Klebsiella pneumoniae is a one of the most important hospital-acquired pathogens causing a wide range of infections such as pneumonia, urinary tract infections and septicaemia (De Oliveira et al., 2008). The overuse of expanded-spectrum cephalosporins for the treatment of these organisms has led to the emergence of ESBLs production in K. pneumoniae strains reported worldwide (Ali et al., 2018; Keynan & Rubinstein, 2007; Ben Hamouda et al., 2003; Romero et al., 2007). In Malaysia, Palasubramaniam et al. (2005) reported the first nosocomial outbreak of ESBL- producing K. pneumoniae associated with SHV-5 ESBL enzyme. Other ESBL types have also been reported between 2009–2019 (CTX-M, SHV, TEM) (Lim et al., 2009; Al Marzooq et al., 2015; Low et al., 2017, Mobasseri et al., 2020).
The cell envelope of Gram-negative bacterium consists of three layers: the outer membrane, the peptidoglycan cell wall, and the inner membrane. The outer membrane porin (Omp) is a trimeric membrane protein that functions as water-filled protein channels for transportation of small hydrophilic molecules such as iron, nutrients, and antibiotics (including β-lactams) across the outer membrane. Porins also function as the receptors for phages, bacteriocins and in conjunction with peptidoglycan and lipopolysaccharide (LPS) in maintaining the structure the cells (Tsai et al., 2011).
The role of porins in Gram-negative bacteria has been studied intensively. Two major porins, OmpC and OmpF which are found in E. coli and Salmonella serovars, have been known as homologue to OmpK35 and OmpK36 in K. pneumoniae, (Doménech-Sánchez et al., 2009; Tsai et al., 2011). In general, OmpF has slightly larger pore than OmpC allowing more molecules to pass through (Jiang et al., 2009; Tsai et al., 2011). In ESBL-producing K. pneumoniae, the expression of OmpK36 was significantly higher than OmpK35. In some strains, the OmpK35 porin has not been expressed at all. The low or non-expression of ompK35 has increased the antibiotic resistance of ESBL-producing K. pneumoniae (Palasubramaniam et al., 2009). In addition, the role of OmpK36 in carbapenem-resistance has been elucidated in reports worldwide (Uz-Zaman et al., 2014; Malek et al., 2019; Wise et al., 2018).
Energy-dependent efflux is also a contributing factor to antibiotic resistance in K. pneumoniae (Padilla et al., 2010). One of the efflux systems involved in this resistance phenotype is the AcrAB multidrug efflux system that encoded by the AcrRAB operon. In AcrRAB operon, AcrAB repressor is encoded by acrR, while acrA and acrB encode a periplasmic lipoprotein, AcrB connects with TolC, an outer membrane protein which belongs to a family of envelope proteins and are found in all Gram-negative bacteria (Padilla et al., 2010). The increasing AcrAB efflux pump expression in MDR-resistant K. pneumoniae strains was reported to be caused by mutation in AcrR, AcrAB repressor, or overexpression of RamA (transcriptional regulator) (Schneiders et al., 2003). Correlation between reduced susceptibility to antibiotics and AcrA overexpression have been reported in several studies (Mazzariol et al., 2002; Schneiders et al., 2003; Hasdemir et al., 2004; Padilla et al., 2010).

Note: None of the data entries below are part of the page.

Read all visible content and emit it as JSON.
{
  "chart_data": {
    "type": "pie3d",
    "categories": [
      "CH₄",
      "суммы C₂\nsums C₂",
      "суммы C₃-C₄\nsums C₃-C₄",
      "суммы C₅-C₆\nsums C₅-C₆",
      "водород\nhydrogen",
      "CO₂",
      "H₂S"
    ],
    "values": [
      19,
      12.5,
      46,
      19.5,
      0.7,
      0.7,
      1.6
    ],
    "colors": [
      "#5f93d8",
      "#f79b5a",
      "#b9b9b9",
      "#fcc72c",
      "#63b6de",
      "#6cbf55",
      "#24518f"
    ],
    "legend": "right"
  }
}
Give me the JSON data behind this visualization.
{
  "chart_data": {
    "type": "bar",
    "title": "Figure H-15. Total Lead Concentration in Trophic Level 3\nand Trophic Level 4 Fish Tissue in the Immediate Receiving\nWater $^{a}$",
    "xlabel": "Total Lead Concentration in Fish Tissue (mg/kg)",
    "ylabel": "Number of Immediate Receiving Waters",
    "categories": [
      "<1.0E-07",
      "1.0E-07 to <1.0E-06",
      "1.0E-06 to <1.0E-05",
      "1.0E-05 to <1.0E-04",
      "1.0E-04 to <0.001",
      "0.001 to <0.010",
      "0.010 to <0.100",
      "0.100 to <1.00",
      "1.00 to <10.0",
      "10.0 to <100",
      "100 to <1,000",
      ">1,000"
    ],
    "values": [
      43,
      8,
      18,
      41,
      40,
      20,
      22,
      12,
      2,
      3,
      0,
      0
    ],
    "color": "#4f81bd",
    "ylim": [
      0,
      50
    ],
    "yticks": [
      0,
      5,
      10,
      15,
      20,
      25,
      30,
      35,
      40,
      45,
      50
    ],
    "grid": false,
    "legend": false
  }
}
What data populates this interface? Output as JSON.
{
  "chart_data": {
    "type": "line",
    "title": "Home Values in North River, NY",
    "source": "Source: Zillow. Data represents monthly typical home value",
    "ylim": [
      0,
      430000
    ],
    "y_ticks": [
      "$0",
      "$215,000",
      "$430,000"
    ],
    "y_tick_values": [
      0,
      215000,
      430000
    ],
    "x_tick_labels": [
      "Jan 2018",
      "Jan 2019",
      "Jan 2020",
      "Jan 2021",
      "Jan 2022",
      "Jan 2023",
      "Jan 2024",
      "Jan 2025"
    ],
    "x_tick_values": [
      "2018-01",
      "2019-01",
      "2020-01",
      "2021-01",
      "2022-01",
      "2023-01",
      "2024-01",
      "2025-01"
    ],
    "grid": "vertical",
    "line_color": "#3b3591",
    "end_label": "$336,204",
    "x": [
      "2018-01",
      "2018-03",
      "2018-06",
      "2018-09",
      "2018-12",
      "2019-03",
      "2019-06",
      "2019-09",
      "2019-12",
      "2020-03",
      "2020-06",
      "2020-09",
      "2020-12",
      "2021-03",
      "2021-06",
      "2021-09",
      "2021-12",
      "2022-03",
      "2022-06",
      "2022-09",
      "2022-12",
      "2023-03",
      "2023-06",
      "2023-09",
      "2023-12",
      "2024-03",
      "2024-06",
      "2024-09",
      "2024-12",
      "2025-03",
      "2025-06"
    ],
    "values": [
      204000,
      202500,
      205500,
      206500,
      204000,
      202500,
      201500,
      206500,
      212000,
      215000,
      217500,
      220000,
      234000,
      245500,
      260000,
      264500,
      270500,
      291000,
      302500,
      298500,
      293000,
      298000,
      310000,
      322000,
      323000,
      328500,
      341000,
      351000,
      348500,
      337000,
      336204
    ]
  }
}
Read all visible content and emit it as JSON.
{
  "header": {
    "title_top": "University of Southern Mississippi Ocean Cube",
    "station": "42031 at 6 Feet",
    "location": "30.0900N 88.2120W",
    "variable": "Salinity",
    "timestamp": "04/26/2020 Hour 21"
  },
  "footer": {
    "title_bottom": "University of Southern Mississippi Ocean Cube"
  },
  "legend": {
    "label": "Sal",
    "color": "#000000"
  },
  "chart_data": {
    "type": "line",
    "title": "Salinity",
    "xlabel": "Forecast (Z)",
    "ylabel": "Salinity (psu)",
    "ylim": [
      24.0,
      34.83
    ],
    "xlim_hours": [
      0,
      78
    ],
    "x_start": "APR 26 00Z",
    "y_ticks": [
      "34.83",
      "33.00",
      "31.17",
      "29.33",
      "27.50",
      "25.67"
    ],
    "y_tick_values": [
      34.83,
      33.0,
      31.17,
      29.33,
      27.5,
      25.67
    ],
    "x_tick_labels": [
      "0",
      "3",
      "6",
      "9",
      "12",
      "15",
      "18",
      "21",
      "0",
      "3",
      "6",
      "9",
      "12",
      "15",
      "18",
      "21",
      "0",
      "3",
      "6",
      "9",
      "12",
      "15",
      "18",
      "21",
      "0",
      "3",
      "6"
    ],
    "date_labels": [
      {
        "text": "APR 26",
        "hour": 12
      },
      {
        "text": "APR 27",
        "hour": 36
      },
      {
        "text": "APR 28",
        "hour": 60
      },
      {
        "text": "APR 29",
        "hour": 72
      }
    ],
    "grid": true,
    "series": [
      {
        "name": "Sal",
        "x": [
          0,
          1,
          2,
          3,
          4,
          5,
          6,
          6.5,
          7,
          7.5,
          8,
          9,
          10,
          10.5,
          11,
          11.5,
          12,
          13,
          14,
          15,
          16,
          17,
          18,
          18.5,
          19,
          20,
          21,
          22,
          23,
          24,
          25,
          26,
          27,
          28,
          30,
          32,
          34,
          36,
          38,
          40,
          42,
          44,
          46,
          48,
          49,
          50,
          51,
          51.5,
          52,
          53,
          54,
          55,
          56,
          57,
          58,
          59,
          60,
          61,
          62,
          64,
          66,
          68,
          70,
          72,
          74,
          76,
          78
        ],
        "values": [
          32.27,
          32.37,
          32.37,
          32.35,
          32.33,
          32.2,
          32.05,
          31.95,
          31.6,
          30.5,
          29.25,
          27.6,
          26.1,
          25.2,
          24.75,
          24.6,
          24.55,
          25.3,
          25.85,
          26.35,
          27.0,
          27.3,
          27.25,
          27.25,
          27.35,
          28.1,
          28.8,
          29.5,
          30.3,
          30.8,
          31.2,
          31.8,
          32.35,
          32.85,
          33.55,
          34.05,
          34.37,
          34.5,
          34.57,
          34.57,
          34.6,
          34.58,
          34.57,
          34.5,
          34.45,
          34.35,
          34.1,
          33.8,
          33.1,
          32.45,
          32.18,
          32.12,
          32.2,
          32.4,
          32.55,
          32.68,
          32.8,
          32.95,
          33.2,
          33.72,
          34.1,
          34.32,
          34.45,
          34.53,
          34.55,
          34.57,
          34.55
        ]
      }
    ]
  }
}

To better manage the increase of the antimicrobial resistance in worldwide, there is a need to investigate other mechanisms that might contribute to resistance. Therefore, the objectives of this study were to determine the correlation between reduced susceptibility and overexpression of efflux genes among 12 ESBL-producing K. pneumoniae isolated from a hospital in Johor Bahru, Malaysia. In addition, the effects of the presence and expressions of OMPs on the resistance levels of the strains were also investigated.